If you have no idea where to begin, here are four simple words that you would like to start teaching your baby. For these quick lessons, you will need to prepare a book, food, milk, and your baby’s favorite toy.
- “Eat” is an important word to teach your baby, which means we won’t leave it out of this list. You can teach this before the start of your baby’s meal. Say, “eat” and make a hand gesture for this word by placing your fingers’ tips together and moving them to and from your mouth. After this, show your baby their food while making the “eat” sign. Condition your baby to this sign by repeating this lesson during every meal.

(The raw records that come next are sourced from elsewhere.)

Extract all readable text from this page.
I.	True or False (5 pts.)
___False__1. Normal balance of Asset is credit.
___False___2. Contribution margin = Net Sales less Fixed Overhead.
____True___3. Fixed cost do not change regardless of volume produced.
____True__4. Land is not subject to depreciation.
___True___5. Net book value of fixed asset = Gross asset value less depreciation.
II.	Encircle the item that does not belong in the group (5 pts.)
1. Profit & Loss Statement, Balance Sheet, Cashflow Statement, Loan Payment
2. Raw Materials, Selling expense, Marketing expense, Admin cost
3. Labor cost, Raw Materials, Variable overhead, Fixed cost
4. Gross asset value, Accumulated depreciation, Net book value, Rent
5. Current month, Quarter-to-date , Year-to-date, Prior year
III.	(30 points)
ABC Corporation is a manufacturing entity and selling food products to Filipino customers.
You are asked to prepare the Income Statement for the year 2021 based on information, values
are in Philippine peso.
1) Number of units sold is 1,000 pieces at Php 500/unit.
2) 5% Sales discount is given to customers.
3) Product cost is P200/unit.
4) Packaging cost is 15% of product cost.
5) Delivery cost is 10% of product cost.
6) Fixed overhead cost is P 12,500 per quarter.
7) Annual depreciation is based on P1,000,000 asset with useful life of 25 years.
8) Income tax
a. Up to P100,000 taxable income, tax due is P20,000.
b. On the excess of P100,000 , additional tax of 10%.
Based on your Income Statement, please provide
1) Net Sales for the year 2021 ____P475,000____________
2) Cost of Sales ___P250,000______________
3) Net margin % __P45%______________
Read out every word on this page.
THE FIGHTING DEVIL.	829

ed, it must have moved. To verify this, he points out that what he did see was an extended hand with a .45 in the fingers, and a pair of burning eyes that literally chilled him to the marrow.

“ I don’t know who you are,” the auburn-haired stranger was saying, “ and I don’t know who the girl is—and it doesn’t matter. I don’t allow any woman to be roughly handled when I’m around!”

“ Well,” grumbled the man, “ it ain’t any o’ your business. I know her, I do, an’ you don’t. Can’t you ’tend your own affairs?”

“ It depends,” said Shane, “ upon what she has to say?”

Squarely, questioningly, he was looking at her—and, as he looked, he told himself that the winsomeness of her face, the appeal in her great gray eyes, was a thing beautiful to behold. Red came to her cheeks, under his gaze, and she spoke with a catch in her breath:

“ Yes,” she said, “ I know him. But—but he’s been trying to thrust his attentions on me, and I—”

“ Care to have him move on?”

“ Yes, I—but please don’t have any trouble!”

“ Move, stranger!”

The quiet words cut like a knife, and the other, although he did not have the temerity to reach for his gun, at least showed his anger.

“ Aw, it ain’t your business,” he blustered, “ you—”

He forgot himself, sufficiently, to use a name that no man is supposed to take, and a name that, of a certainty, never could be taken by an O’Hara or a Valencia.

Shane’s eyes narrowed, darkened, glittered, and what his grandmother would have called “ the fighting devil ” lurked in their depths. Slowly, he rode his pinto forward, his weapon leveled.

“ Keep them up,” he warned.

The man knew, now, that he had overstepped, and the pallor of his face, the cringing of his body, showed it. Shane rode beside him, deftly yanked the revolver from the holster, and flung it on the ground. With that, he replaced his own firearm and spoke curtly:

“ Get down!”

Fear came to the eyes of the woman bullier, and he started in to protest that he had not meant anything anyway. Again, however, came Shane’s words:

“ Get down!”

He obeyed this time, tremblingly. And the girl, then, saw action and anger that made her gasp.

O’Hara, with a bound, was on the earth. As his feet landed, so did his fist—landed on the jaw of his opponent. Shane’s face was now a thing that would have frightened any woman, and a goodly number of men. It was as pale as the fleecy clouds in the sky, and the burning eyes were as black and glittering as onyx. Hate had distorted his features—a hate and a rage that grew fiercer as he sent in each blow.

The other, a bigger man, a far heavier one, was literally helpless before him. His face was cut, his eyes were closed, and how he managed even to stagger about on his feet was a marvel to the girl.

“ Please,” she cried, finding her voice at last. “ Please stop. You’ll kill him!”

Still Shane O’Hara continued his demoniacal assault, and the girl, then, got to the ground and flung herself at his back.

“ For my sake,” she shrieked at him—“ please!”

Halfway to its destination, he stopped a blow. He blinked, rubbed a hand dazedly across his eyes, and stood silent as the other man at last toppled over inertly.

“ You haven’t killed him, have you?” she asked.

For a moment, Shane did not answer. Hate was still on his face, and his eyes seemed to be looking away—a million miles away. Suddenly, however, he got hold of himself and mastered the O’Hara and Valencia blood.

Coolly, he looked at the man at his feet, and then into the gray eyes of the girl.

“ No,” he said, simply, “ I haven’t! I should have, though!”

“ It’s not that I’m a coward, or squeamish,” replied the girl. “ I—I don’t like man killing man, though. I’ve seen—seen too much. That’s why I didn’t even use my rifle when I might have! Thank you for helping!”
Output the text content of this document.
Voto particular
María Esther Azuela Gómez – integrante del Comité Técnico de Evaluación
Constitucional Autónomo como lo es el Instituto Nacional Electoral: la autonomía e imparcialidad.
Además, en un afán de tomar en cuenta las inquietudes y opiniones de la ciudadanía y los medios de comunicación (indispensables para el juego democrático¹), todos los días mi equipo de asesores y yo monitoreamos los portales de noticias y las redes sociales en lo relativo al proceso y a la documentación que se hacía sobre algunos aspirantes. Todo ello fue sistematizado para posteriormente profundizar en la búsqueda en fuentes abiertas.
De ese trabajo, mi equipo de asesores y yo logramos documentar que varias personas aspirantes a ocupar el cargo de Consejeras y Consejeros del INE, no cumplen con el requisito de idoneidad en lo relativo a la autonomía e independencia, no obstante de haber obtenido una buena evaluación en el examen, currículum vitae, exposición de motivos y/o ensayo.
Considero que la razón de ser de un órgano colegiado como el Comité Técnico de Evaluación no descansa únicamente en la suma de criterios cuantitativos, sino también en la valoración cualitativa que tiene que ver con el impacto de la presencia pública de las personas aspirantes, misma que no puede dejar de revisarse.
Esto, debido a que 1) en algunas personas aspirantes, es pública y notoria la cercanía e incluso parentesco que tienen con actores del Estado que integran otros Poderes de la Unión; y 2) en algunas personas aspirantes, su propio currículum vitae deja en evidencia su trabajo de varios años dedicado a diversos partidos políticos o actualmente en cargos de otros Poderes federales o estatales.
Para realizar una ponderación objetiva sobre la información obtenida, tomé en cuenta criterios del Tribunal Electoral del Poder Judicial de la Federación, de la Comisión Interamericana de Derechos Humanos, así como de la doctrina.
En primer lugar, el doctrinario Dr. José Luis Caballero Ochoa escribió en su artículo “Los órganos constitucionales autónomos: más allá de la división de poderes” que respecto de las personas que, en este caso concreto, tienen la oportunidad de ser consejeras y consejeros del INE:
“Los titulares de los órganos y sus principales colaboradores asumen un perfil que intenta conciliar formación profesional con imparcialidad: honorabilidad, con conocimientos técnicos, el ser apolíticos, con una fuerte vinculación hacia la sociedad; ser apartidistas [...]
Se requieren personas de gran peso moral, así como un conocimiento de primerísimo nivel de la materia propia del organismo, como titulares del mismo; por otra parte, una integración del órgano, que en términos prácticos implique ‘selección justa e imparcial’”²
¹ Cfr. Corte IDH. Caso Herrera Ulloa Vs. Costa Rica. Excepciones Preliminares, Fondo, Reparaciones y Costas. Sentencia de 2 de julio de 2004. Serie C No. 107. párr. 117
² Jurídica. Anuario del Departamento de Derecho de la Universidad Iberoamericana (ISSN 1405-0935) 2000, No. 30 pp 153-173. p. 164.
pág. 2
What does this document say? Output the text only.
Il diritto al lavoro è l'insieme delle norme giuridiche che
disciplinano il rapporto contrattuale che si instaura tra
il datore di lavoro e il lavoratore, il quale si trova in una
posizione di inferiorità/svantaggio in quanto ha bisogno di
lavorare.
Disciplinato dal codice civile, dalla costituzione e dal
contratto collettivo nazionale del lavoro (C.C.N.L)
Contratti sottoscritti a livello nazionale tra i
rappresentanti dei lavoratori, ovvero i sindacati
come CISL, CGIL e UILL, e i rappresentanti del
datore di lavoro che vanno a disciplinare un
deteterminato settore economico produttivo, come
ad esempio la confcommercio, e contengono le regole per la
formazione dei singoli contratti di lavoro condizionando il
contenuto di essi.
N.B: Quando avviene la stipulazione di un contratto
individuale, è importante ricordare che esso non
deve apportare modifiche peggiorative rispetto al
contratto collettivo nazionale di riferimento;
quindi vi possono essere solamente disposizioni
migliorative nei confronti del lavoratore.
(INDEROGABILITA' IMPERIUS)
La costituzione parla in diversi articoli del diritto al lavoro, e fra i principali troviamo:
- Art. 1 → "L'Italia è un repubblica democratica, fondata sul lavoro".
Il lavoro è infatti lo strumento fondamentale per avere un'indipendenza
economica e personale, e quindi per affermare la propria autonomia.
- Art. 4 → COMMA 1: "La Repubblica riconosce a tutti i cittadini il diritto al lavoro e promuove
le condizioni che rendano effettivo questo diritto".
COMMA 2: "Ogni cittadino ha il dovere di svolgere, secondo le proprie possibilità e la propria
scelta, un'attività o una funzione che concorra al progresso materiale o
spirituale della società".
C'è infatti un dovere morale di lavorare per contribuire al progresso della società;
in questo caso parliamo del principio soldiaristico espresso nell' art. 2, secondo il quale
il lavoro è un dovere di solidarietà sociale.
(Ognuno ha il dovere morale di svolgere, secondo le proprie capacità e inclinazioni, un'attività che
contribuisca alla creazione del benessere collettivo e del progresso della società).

- Another word that you can teach your child is an object they are most fond with: “toy.” As with the book, first show your baby their favorite toy. Now while the image of a toy may sound a little too difficult to portray with your hands, the best gesture for it is actually quite simple. To create such hand gesture, tuck your thumb between your index finger and middle finger, and then twist your hand repeatedly like you are playing with the toy sign. Show this sign to your baby while saying the word, “toy.” Repeat the lesson several times.
- Another very familiar word to teach your baby is “milk.” To create the gesture for milk, simply squeeze your hand into a fist repeatedly, just like you are squeezing an udder. For this lesson, offer milk to your child and then show them the gesture. As with “eat,” be sure to repeat the lesson every time you give your baby their milk.
- If you are fond of reading your baby stories, you might want to start teaching them the word “book.” Show your child a familiar book, like one you often read them stories or show them pictures with for example. Be sure to say, “book” to familiarize them with the word, and then form a book with your hands by having your palms placed together and opening them. You will need to repeat this lesson several times, at the end of which, open the book to read stories or sing songs to your child, or to show them the pictures they love.
There are plenty of other words that you can teach your baby, but be sure to stick to common, familiar ones. Buying a book on baby sign language would help a lot, although in this day and age, you might as well just get similar information available in the World Wide Web.
By now, you probably have an idea how to teach sign language to your baby. The key idea is to show them the appropriate object, associate the object with a particular hand gesture, rinse and repeat. With enough repetitions, your baby will eventually catch on and will make the signs themselves. Should you notice that they have finally learned the hand signals, be sure to reward them with a hug and a litany of loving words.